AI weather forecasting. Researchers at Google DeepMind said in a Science paper that their GraphCast AI model is the first that can seriously outperform traditional methods of forecasting the weather. The model was trained on historical weather data, and the researchers said it “significantly outperforms the most accurate operational deterministic systems on 90% of 1380 verification targets.” What’s more, GraphCast seems to be much better at predicting severe weather events such as extreme temperatures, and tracking tropical cyclones.

Matthew Chantry, machine-learning chief at the outperformed European Centre for Medium-range Weather Forecasts, told the Financial Times that AI weather prediction systems had evolved “far sooner and more impressively than we expected even two years ago.”
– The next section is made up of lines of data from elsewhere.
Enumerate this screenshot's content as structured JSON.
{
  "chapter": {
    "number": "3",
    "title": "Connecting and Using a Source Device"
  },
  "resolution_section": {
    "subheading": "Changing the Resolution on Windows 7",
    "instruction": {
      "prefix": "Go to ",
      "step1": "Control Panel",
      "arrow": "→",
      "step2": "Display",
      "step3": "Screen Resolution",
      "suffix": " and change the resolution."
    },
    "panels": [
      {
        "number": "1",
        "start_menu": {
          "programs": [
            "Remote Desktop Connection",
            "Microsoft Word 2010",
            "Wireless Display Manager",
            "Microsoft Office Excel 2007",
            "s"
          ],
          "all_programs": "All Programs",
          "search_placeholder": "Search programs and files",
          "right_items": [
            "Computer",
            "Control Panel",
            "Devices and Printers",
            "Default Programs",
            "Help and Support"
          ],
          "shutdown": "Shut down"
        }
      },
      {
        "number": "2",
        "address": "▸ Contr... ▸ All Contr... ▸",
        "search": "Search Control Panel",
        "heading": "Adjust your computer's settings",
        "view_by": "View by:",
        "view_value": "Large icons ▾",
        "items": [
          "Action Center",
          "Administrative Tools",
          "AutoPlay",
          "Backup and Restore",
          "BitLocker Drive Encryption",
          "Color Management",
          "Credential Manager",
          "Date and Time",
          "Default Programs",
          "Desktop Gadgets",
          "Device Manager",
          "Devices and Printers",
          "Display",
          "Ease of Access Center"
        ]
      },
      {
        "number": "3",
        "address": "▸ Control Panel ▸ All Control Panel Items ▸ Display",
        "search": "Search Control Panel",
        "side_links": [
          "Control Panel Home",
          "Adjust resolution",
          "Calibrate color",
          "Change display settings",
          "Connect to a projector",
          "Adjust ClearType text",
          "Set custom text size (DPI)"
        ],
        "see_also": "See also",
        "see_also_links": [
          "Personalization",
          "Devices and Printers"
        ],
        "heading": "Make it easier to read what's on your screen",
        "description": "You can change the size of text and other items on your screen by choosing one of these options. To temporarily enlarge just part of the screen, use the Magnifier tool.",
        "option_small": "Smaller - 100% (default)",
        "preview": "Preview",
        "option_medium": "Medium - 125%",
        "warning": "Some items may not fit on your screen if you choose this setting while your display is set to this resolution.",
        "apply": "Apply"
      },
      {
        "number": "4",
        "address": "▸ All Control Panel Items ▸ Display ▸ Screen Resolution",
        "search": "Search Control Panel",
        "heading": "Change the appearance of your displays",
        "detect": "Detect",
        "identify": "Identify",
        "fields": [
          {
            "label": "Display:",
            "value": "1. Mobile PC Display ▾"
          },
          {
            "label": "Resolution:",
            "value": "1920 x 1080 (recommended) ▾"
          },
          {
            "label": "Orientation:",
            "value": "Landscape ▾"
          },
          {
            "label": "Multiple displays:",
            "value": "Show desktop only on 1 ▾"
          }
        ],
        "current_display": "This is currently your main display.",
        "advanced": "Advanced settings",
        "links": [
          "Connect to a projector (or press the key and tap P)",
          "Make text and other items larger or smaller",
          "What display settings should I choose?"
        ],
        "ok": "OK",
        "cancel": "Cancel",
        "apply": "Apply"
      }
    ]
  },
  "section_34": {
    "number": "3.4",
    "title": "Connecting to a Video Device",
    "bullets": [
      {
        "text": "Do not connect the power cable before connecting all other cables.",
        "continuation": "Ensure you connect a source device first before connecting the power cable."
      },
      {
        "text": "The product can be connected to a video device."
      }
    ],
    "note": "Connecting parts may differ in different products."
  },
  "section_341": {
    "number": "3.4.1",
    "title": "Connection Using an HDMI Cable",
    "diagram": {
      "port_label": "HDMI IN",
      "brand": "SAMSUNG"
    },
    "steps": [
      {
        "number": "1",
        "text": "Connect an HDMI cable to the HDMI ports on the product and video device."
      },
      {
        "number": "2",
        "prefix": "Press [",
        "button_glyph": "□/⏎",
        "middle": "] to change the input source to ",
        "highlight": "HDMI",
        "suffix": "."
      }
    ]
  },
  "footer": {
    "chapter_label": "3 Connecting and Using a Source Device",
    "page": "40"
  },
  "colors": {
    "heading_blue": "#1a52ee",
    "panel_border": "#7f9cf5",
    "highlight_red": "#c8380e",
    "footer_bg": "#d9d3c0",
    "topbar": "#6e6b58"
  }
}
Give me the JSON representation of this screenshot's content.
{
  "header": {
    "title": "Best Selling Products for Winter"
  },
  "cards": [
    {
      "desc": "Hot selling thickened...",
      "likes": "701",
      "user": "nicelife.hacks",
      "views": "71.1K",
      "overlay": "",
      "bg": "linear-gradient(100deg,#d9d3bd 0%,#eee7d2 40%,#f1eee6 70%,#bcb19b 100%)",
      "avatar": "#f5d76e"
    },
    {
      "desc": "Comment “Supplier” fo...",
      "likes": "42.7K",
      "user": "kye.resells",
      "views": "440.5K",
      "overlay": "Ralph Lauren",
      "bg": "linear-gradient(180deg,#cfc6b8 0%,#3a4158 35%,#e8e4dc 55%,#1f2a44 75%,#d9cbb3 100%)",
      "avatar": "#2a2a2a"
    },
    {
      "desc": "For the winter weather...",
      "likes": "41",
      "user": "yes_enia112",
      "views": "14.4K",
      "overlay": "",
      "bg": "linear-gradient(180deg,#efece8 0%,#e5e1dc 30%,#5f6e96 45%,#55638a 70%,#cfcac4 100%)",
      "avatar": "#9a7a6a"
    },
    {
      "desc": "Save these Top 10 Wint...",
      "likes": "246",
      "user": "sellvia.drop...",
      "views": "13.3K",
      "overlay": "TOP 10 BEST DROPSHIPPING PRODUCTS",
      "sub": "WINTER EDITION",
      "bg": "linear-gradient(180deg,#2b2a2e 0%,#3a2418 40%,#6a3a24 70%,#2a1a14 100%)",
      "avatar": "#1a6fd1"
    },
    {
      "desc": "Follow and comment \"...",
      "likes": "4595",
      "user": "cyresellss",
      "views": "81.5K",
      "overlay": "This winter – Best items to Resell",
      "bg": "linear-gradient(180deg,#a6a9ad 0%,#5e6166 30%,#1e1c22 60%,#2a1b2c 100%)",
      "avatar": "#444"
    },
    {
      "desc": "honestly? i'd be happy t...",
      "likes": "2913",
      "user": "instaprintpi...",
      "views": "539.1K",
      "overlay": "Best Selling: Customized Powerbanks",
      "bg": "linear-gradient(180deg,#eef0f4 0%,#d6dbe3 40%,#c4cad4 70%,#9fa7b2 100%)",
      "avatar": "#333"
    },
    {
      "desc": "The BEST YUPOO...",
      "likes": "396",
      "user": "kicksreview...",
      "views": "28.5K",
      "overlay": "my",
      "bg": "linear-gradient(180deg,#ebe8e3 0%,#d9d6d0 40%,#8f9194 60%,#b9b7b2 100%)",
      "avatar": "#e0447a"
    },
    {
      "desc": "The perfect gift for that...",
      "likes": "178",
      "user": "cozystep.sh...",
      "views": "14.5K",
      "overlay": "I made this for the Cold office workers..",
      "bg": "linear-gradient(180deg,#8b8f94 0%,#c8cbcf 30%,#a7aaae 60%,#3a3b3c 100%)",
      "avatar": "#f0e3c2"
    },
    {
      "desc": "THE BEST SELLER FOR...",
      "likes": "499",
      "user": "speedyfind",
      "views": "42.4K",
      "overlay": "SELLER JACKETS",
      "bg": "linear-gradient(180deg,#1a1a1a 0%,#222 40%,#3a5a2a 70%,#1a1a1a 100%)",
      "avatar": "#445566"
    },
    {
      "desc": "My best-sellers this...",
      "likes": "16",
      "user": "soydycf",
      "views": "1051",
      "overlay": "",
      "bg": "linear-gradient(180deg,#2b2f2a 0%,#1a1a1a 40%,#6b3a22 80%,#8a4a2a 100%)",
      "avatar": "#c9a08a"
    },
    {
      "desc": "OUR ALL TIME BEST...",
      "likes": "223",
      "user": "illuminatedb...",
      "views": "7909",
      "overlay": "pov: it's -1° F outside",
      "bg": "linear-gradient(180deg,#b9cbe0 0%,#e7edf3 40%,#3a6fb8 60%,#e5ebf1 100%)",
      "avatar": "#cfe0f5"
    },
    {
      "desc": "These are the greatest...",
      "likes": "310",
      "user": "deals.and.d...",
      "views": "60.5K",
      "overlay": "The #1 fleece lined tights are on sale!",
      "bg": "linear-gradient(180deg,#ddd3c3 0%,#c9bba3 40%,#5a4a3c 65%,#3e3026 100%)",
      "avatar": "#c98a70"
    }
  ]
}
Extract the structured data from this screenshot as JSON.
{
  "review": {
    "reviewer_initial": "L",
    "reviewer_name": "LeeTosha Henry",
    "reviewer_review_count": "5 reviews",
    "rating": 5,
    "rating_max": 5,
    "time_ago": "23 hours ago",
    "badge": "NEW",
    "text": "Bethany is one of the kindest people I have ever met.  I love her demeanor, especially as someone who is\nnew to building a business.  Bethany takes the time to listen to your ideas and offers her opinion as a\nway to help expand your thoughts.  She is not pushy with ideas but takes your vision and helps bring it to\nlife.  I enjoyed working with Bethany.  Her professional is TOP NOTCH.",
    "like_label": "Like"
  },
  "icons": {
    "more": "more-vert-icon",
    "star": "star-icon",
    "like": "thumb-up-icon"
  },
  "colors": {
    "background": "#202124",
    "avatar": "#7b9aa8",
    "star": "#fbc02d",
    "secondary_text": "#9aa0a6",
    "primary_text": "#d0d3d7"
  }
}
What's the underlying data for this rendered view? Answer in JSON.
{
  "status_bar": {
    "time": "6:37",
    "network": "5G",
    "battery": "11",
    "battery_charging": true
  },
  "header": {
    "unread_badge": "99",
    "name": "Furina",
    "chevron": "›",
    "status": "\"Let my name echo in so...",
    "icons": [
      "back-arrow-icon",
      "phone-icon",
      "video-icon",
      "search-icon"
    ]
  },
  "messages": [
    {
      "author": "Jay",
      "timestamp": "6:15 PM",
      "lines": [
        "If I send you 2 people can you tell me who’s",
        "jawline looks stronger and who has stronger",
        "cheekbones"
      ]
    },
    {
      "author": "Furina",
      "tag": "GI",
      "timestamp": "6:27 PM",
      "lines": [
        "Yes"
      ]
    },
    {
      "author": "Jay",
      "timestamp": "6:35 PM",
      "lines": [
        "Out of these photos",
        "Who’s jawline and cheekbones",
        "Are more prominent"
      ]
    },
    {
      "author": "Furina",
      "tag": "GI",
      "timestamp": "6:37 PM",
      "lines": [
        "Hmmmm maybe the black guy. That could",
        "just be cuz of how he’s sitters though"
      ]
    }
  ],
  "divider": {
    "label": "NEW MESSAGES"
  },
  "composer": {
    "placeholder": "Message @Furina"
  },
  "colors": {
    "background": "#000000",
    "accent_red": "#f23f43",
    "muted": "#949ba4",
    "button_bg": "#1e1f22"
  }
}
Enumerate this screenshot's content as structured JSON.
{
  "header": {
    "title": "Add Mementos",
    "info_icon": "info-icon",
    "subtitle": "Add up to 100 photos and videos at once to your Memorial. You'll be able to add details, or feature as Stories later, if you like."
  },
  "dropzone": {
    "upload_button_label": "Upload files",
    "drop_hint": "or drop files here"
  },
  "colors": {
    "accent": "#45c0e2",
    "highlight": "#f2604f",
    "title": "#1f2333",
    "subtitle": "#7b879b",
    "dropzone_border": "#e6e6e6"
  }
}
However—and this is a big however—the DeepMind team acknowledges that GraphCast is a proof of concept, rather than something that can imminently revolutionize weather prediction in its own right. "Our approach should not be regarded as a replacement for traditional weather forecasting methods, which have been developed for decades, rigorously tested in many real-world contexts, and offer many features we have not yet explored,” they wrote.